WindowsとMacでリポジトリを共有していると、日本語ファイル名の問題が出てきます。「ボタン.png」のようなファイルがあった場合、Windowsのファイルシステムでは「ボ」はひとつのコードポイントとして扱われますが、Macのファイルシステムでは「ホ」と「゛」が分解されます。 これは、Unicodeの結合文字に対する正規化の扱いが、OSのファイルシステムごとに異なるということです。
これによって、Gitを使ってWindowsで「ボタン.png」をコミットし、Macでそのコミットを持ってくると、「ボタン.png」を削除して「ホ゛タン.png」を追加するような動作になるのです。
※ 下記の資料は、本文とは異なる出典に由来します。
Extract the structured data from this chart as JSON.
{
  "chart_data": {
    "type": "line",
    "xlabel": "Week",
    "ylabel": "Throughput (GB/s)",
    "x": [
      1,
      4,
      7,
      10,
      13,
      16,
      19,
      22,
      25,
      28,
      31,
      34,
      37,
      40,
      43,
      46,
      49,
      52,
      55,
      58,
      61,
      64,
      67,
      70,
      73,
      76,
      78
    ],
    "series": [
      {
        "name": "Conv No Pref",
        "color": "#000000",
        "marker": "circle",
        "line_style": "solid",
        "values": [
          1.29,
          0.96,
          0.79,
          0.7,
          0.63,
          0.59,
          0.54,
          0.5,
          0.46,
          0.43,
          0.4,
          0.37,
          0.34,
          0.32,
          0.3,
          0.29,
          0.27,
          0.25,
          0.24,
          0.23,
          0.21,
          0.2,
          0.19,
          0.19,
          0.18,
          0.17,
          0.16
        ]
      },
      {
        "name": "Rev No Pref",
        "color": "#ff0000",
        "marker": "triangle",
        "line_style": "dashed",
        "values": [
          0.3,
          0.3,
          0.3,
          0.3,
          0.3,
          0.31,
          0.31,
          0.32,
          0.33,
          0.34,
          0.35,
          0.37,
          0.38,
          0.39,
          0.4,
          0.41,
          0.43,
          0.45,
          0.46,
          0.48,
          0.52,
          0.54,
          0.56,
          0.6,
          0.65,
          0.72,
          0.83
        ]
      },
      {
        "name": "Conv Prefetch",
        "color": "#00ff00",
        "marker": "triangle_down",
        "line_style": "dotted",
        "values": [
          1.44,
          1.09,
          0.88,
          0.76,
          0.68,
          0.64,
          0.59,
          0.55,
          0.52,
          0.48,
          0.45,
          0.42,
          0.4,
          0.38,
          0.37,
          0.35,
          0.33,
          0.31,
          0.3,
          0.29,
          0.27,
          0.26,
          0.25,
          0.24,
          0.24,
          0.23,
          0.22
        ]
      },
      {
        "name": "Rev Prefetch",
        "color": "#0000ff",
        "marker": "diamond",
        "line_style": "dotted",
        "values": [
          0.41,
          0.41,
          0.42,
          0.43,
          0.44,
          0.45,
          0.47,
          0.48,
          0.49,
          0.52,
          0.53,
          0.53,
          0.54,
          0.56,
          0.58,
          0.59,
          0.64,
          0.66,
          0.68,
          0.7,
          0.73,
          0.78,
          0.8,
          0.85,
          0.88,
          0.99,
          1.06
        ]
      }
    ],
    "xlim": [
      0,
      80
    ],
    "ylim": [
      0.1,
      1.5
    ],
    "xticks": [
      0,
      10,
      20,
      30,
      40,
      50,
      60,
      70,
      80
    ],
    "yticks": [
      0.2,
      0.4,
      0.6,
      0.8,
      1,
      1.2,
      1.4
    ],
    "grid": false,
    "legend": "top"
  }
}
この問題を解決するために、Mac OSでのGit実装には、core.precomposeUnicodeという設定があります。configファイルで以下のようになっていた場合、
[core] … precomposeunicode = false
これをtrueに変更して保存します。
[core] … precomposeunicode = true
これで、Mac上でのGitリポジトリでは、事前にUnicodeの結合文字が結合され、Macのファイルシステムで「ホ゛タン.png」が「ボタン.png」として見なされるようになります。
ドキュメントの翻訳
Git 2.7.1時点での、core.precomposeUnicodeの説明を翻訳して掲載しておきます。
このオプションは、GitのMac OS実装でのみ使用する。core.precomposeUnicode=trueとした場合、Mac OSでのファイル名のUnicode分解を元に戻す。これは、Mac OS、Linux、Windows間でリポジトリを共有する際に役立つ。(Git for Windows 1.7.10以上が必要、もしくはGit under cygwin 1.7)。 これがfalseの場合、ファイル名はGitからは完全に透明に扱われ、古いGitとの後方互換性を持つ。
This option is only used by Mac OS implementation of Git. When core.precomposeUnicode=true, Git reverts the unicode decomposition of filenames done by Mac OS. This is useful when sharing a repository between Mac OS and Linux or Windows. (Git for Windows 1.7.10 or higher is needed, or Git under cygwin 1.7). When false, file names are handled fully transparent by Git, which is backward compatible with older versions of Git.